C’est le 15 avril que Magali Dorques, agricultrice à Villeveyrac, Sébastien et Alexandre Mora, producteur d’olives, Guillaume Camplo, éleveur de bovins au Caylar et Loïc Bénézech, viticulteur à St Privat ont l’idée de monter cet agridrive. Alors que les fruits et légumes devaient bientôt être récoltés et que les producteurs de lait jettaient déjà leur production, il y avait urgence. 

« Nous avions perdu tous nos marchés de plein air à cause de la crise. Alors on s’est dit qu’il fallait trouver une solution. Nous avons trouvé ce lieu, mais cela n’a pas été simple car il a fallu coordonner 30 agriculteurs sur les livraisons et prendre la main sur un logiciel. C’est toute une organisation qu’il a fallu mettre en place »

Magali Dorques, agricultrice à Villeveyrac

Et en plein confinement cela fonctionne. Les clients sont solidaires. Ce drive répond alors à un besoin réel. Virginie, qui fabrique du pain et des viennoiseries dans l’Aveyron travaille en circuit court depuis 2008 et voit beaucoup d’avantages à la vente directe. « Le système de drive nous sécurise. Tout ce que nous produisons est vendu. C’est un débouché important pour nous » explique-t-elle.

Repenser le modèle



Mais le déconfinement est passé par là. 

« Les clients ont repris leurs vieilles habitudes et retrounent dans les supermarchés. On espère pouvoir maintenir ce drive, mais on ne peut pas continuer sur cette pente. On communique beaucoup et on réfléchit à un nouveau lieu de vente où les gens pourraient voir les produits et rencontrer les producteurs. Sur notre site, nous mettons chaque jour en avant l’histoire d’une ferme : les gens ont besoin du contact avec le produit et son producteur ».

Magali Dorques

S’adapter encore. Un magasin de producteurs devrait voir le jour en novembre.

Les précurseurs des circuits courts


A Villeveyrac, Magali Dorques et son mari possèdent une dizaine d’hectares. Ils y cultivent des fruits et légumes bio depuis la naissance de leur petit garçon en 2004. Issus d’une famille de vigneron conventionnel, ils ont rompu avec avec la tradition et se convertissent mêmeau bio. « Une femme qui s’installe en Agriculture Biologique, c’était compliqué pour Villeveyrac. Mais aujourd’hui, il y a 4 exploitations agricoles en bio et nous avons même des partenariats avec des producteurs conventionnels pour faire évoluer les choses » raconte Magali.
 


Et ce sont d’abord sur les marchés que les Dorques vont écouler leur production jusqu’à une rencontre étonnante. Un groupe de consommateurs de Poussan leur propose d’acheter leur production sous forme de paniers entiers. Ils veulent s’engager sur un an. « Cela nous a paru incroyable. Cela ne correspondait pas à ce qu’on rencontrait sur les marchés. » Ils créent alors une AMAP ( Association Pour le Maintien d'une Agriculture Paysanne ), un système de production qui n'est plus soumis au sacro-saint prix du marché. « En un an, le groupe s’est étoffé et nous avions plus de 100 familles. Toute notre production était vendue » s’enthousiasme Magali. 

De l’Amap au distributeur


Aujourd’hui, les Dorques vendent toujours en Amap, mais ont repris les marchés. « L’Amap est un peu passée de mode et il a fallu relancer notre circuit de commercialisation. » Alors un ami producteur audois leur souffle une idée : un distributeur automatique. Ils seront les 2ème en France à choisir ce système alternatif. « Nous pouvons vendre en toute liberté, sans être présent à la ferme.
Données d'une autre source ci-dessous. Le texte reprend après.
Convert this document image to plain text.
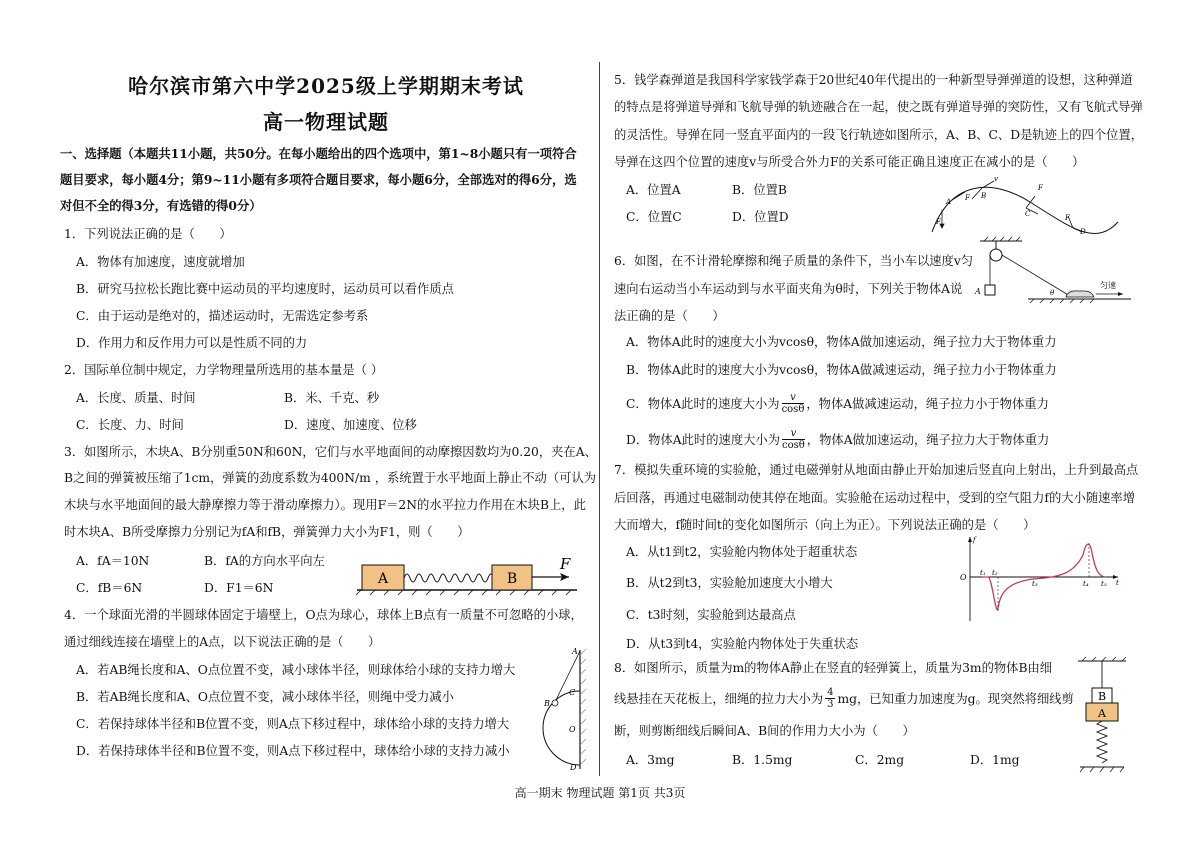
哈尔滨市第六中学2025级上学期期末考试
高一物理试题
一、选择题（本题共11小题，共50分。在每小题给出的四个选项中，第1~8小题只有一项符合
题目要求，每小题4分；第9~11小题有多项符合题目要求，每小题6分，全部选对的得6分，选
对但不全的得3分，有选错的得0分）
1．下列说法正确的是（　　）
A．物体有加速度，速度就增加
B．研究马拉松长跑比赛中运动员的平均速度时，运动员可以看作质点
C．由于运动是绝对的，描述运动时，无需选定参考系
D．作用力和反作用力可以是性质不同的力
2．国际单位制中规定，力学物理量所选用的基本量是（ ）
A．长度、质量、时间	B．米、千克、秒
C．长度、力、时间	D．速度、加速度、位移
3．如图所示，木块A、B分别重50N和60N，它们与水平地面间的动摩擦因数均为0.20，夹在A、
B之间的弹簧被压缩了1cm，弹簧的劲度系数为400N/m ，系统置于水平地面上静止不动（可认为
木块与水平地面间的最大静摩擦力等于滑动摩擦力）。现用F＝2N的水平拉力作用在木块B上，此
时木块A、B所受摩擦力分别记为fA和fB，弹簧弹力大小为F1，则（　　）
A．fA＝10N	B．fA的方向水平向左
C．fB＝6N	D．F1＝6N
A	B
F
4．一个球面光滑的半圆球体固定于墙壁上，O点为球心，球体上B点有一质量不可忽略的小球，
通过细线连接在墙壁上的A点，以下说法正确的是（　　）
A．若AB绳长度和A、O点位置不变，减小球体半径，则球体给小球的支持力增大
B．若AB绳长度和A、O点位置不变，减小球体半径，则绳中受力减小
C．若保持球体半径和B位置不变，则A点下移过程中，球体给小球的支持力增大
D．若保持球体半径和B位置不变，则A点下移过程中，球体给小球的支持力减小
A
B
C
O
D
5．钱学森弹道是我国科学家钱学森于20世纪40年代提出的一种新型导弹弹道的设想，这种弹道
的特点是将弹道导弹和飞航导弹的轨迹融合在一起，使之既有弹道导弹的突防性，又有飞航式导弹
的灵活性。导弹在同一竖直平面内的一段飞行轨迹如图所示，A、B、C、D是轨迹上的四个位置，
导弹在这四个位置的速度v与所受合外力F的关系可能正确且速度正在减小的是（　　）
A．位置A	B．位置B
C．位置C	D．位置D	F
A F B
v
C
F
F
D
6．如图，在不计滑轮摩擦和绳子质量的条件下，当小车以速度v匀
速向右运动当小车运动到与水平面夹角为θ时，下列关于物体A说
法正确的是（　　）
A．物体A此时的速度大小为vcosθ，物体A做加速运动，绳子拉力大于物体重力
B．物体A此时的速度大小为vcosθ，物体A做减速运动，绳子拉力小于物体重力
C．物体A此时的速度大小为 $\frac{v}{\cos\theta}$ ，物体A做减速运动，绳子拉力小于物体重力
D．物体A此时的速度大小为 $\frac{v}{\cos\theta}$ ，物体A做加速运动，绳子拉力大于物体重力
A	θ
匀速
7．模拟失重环境的实验舱，通过电磁弹射从地面由静止开始加速后竖直向上射出，上升到最高点
后回落，再通过电磁制动使其停在地面。实验舱在运动过程中，受到的空气阻力f的大小随速率增
大而增大，f随时间t的变化如图所示（向上为正）。下列说法正确的是（　　）
A．从t1到t2，实验舱内物体处于超重状态
B．从t2到t3，实验舱加速度大小增大
C．t3时刻，实验舱到达最高点
D．从t3到t4，实验舱内物体处于失重状态
f
O
t
t₁ t₂
t₃	t₄ t₅
8．如图所示，质量为m的物体A静止在竖直的轻弹簧上，质量为3m的物体B由细
线悬挂在天花板上，细绳的拉力大小为 $\frac{4}{3}$ mg，已知重力加速度为g。现突然将细线剪
断，则剪断细线后瞬间A、B间的作用力大小为（　　）
A．3mg	B．1.5mg	C．2mg	D．1mg
B
A
高一期末 物理试题 第1页 共3页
Et les clients peuvent venir quand ils le souhaitent » ajoute Magali.

La tentation des grandes surfaces


La crise sanitaire a-t-elle amorcé un changement de comportement vers une agriculture plus saine, plus durable et plus juste ? Magali en doute. Elle déplore le comportement des grandes surfaces.

« Ils font de la pub autour du lien direct avec l’agriculteur, mais il est beaucoup plus commercial que réel. Il suffit de voir à quel prix ils achètent les courgettes et les concombres bio en surproduction cette année. C’est 40 centimes de moins que l’an dernier ! »

Alors Magali espère que les clients reprendront le chemin des circuits courts, dans le monde « d’après ».